Durante a aula, o professor Etan diferenciou a poluição pontual — de origem específica e identificável, como esgotos domésticos — da poluição difusa, que é resultante do carregamento de poluentes pela chuva e pelo vento sobre o solo. Esta última representa o maior desafio para a gestão, sendo alimentada principalmente por fertilizantes, agrotóxicos e resíduos da pecuária.

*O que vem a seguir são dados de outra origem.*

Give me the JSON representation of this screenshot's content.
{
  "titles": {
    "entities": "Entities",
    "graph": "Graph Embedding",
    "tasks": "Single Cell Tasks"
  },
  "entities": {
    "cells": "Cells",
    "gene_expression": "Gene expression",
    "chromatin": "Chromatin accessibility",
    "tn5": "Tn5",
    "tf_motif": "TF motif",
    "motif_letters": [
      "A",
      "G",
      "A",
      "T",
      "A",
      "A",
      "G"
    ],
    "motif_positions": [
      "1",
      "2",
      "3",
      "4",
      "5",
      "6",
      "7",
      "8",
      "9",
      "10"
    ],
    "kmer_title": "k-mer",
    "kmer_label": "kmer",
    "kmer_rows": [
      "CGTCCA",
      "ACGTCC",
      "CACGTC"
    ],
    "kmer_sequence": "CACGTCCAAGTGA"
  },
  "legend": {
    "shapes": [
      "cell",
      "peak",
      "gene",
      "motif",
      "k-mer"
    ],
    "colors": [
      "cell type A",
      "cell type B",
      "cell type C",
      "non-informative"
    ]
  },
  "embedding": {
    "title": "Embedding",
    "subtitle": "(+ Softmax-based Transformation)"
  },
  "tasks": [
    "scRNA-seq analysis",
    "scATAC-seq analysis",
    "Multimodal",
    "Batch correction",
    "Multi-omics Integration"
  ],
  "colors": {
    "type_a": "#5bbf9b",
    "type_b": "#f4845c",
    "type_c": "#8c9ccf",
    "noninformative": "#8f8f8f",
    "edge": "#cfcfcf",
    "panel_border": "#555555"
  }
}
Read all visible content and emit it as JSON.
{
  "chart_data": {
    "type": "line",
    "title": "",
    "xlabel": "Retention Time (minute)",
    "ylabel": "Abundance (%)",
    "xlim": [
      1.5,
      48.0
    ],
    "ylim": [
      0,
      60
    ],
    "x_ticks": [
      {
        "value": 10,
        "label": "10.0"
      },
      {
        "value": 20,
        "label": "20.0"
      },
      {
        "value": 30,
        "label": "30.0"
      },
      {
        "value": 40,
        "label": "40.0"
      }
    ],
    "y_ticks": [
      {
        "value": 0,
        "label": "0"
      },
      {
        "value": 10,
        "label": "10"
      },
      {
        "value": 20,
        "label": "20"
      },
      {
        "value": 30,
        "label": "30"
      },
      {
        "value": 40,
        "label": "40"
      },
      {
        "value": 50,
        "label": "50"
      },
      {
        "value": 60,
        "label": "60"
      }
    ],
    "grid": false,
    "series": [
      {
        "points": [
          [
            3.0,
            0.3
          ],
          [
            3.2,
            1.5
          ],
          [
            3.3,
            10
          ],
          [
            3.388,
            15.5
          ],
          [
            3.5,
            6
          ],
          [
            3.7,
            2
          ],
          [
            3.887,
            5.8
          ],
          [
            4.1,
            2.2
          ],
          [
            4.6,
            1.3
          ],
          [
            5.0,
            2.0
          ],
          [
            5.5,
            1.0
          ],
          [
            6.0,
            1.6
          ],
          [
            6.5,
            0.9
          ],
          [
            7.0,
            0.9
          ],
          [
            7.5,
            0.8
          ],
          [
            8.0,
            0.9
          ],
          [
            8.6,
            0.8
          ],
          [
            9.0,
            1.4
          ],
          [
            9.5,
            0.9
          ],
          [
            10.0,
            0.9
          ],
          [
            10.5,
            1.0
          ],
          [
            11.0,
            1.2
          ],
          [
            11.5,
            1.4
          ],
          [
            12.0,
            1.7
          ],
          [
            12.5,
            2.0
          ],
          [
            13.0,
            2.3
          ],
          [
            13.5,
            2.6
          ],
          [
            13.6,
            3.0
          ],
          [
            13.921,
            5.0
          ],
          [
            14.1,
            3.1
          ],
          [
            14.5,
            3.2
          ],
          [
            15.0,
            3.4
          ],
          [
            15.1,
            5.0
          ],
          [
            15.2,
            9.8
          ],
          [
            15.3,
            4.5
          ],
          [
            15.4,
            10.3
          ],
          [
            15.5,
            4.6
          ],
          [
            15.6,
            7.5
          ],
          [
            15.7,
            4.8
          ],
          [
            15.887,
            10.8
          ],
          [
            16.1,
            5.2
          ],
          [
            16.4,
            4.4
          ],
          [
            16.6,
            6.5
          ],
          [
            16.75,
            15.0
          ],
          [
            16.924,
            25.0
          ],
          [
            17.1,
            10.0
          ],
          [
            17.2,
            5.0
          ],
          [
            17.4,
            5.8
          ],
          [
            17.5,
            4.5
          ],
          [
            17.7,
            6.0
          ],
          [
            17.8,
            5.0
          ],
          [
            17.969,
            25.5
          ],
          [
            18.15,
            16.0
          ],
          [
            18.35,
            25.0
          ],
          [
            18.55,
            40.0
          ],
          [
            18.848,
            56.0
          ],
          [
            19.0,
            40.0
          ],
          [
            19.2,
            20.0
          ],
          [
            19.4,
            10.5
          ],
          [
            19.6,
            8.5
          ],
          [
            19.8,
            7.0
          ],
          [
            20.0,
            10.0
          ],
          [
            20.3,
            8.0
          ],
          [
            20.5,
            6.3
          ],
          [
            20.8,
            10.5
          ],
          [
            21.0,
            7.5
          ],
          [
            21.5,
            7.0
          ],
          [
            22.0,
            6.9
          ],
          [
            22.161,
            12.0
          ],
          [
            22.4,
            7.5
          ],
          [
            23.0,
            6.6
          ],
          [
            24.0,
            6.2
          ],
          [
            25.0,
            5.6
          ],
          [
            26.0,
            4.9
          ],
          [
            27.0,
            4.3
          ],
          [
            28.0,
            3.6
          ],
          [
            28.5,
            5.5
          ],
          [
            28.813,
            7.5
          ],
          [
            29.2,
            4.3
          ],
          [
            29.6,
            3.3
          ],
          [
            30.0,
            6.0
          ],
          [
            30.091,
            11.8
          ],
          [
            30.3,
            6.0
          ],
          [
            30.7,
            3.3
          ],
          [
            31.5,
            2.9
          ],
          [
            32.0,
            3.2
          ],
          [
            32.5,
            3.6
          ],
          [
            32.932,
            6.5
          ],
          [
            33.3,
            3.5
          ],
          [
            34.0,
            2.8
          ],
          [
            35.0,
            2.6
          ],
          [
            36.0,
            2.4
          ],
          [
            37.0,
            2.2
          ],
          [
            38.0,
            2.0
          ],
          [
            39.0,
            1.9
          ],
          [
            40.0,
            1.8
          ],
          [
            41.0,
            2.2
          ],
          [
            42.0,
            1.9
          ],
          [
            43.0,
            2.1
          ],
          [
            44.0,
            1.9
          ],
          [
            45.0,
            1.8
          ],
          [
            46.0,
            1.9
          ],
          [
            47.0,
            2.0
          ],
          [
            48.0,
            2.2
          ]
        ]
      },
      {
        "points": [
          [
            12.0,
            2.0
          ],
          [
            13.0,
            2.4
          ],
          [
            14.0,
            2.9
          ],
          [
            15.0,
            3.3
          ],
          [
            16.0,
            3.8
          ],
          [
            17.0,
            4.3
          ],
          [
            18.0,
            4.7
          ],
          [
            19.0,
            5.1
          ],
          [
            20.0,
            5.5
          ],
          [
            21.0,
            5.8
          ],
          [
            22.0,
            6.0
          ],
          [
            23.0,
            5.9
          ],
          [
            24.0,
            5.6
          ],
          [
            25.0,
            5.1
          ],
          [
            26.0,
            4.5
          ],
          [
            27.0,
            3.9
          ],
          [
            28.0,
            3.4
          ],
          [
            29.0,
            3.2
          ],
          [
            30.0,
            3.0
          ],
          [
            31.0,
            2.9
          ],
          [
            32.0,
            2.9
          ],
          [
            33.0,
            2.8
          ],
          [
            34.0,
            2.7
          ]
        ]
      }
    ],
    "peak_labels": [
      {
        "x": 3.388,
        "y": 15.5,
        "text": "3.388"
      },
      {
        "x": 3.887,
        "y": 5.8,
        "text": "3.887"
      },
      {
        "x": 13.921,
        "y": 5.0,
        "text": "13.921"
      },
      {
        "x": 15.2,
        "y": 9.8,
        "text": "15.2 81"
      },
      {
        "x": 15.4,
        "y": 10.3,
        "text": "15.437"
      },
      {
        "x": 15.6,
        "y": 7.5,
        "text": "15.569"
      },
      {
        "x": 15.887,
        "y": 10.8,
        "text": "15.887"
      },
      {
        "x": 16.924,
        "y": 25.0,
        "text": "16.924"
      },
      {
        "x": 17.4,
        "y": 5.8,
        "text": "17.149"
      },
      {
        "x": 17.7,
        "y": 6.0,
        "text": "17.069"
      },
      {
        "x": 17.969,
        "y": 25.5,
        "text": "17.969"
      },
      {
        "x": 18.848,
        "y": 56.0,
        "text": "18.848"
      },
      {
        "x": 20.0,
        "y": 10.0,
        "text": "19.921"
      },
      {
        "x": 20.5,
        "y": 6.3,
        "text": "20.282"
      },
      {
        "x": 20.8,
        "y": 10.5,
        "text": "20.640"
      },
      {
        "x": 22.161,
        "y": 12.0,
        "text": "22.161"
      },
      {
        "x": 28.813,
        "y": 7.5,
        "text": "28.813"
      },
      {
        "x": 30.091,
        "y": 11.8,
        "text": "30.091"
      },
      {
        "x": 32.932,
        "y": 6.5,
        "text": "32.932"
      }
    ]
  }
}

Segundo dados apresentados, em bacias do semiárido, mais de 95% do fósforo (o principal impulsionador da poluição por eutrofização) tem origem antrópica, vindo majoritariamente da pecuária bovina e de culturas como milho e feijão. “A poluição difusa é de origem ampla, impacto progressivo e efeitos duradouros”, afirmou o professor.
Durante o evento o diretor-presidente da Aesa, Porfírio Catão Cartacho Loureiro, aproveitou o encontro para anunciar a assinatura do contrato para o Enquadramento dos Corpos Hídricos da Paraíba. Este instrumento de gestão definirá as metas de qualidade de água que o estado pretende atingir no futuro.
“Falar de qualidade de água e de como controlar a poluição é fazer gestão de recursos. A gestão não é só quantidade, é qualidade”, destacou Loureiro.
O curso também ressaltou a importância da recuperação de matas ciliares e áreas de preservação permanente. Dados apresentados mostram que quanto maior a cobertura florestal de uma bacia, menor é o custo de tratamento da água para as companhias de saneamento. Iniciativas como os programas Nascentes Vivas e Corredor das Águas foram citadas como ações estratégicas do Governo da Paraíba para reverter o passivo ambiental e garantir a segurança hídrica.